The whole managing perioperative complications thing is overblown.

Medicine in the US is very compartmentalized and subspecialized that consults and help from other specialists are the norm. Why don't general surgeons place their own CT guided percutaneous drains for post op abscesses? It was a direct result of their procedure. I'm consulted all the time for pseudoaneurysm thrombin injections after a cardiologist has stuck the groin. Surely they could do that too. Why don't OBGYN's do primary ureteral repairs or place ureteral tubes after they 'ligate' a ureter? Why do orthopods need an internist to manage their diabetic patients? Does a cardiologist really need to call neurology after they caused an embolic stroke after PCI?

In the rare event that IR needs to call a vascular surgeon for help, we have temporizing measures to stabilize the situation. I've never had to do that though after any angio or PAD work.
 
The whole managing perioperative complications thing is overblown.

Medicine in the US is very compartmentalized and subspecialized that consults and help from other specialists are the norm. Why don't general surgeons place their own CT guided percutaneous drains for post op abscesses? It was a direct result of their procedure. I'm consulted all the time for pseudoaneurysm thrombin injections after a cardiologist has stuck the groin. Surely they could do that too. Why don't OBGYN's do primary ureteral repairs or place ureteral tubes after they 'ligate' a ureter? Why do orthopods need an internist to manage their diabetic patients? Does a cardiologist really need to call neurology after they caused an embolic stroke after PCI?

In the rare event that IR needs to call a vascular surgeon for help, we have temporizing measures to stabilize the situation. I've never had to do that though after any angio or PAD work.

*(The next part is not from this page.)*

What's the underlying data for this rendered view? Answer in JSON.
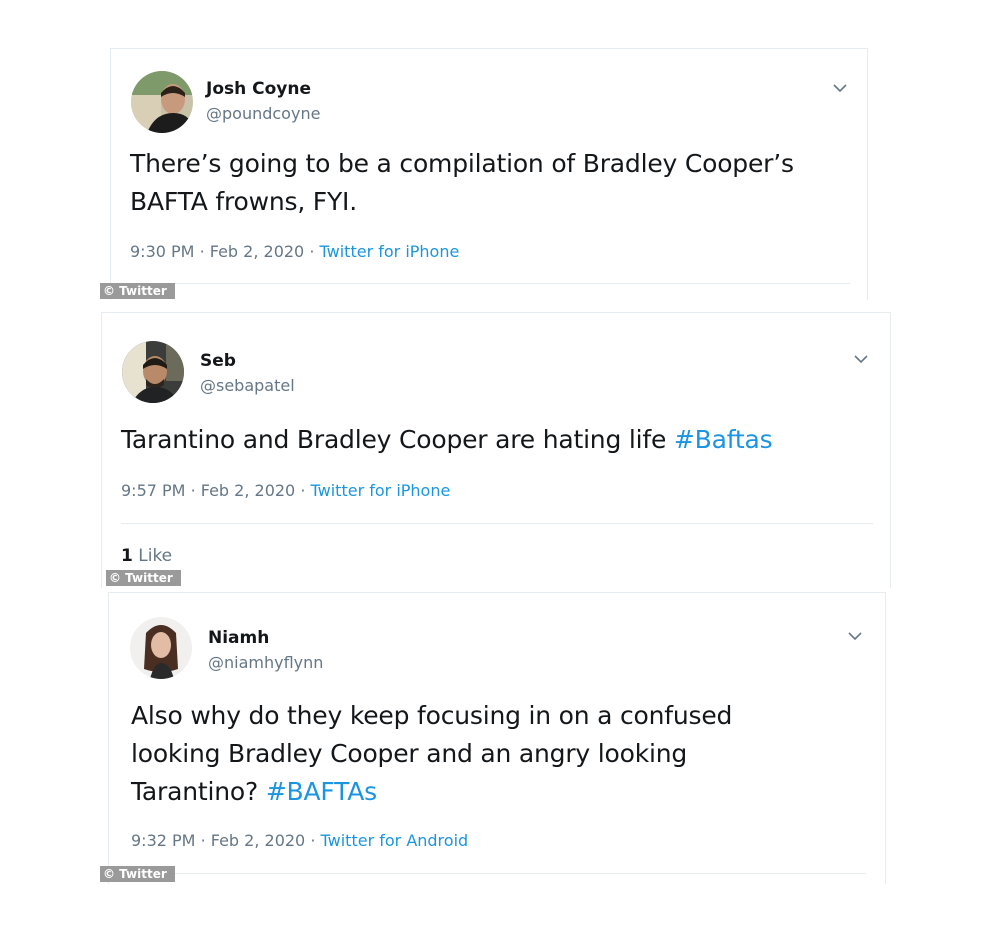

Oh really? I had to bail out IR yesterday after bleeding from a lysis case. They stood there holding pressure for 2 hours before we got involved. I think the patient has neuropraxia from the pressure on the groin.

It’s not only about managing procedural complications. I got a consult on a patient with tissue loss and PAD who cards saw, admitted, consulted podiatry, ortho, and ID. Then consulted us after they did a crappy quality angio for potential bypass. Does this make sense that 5 specialties should be consulted when a vascular surgeon alone can manage it all? Is that the best use of resources or the best thing for the patient?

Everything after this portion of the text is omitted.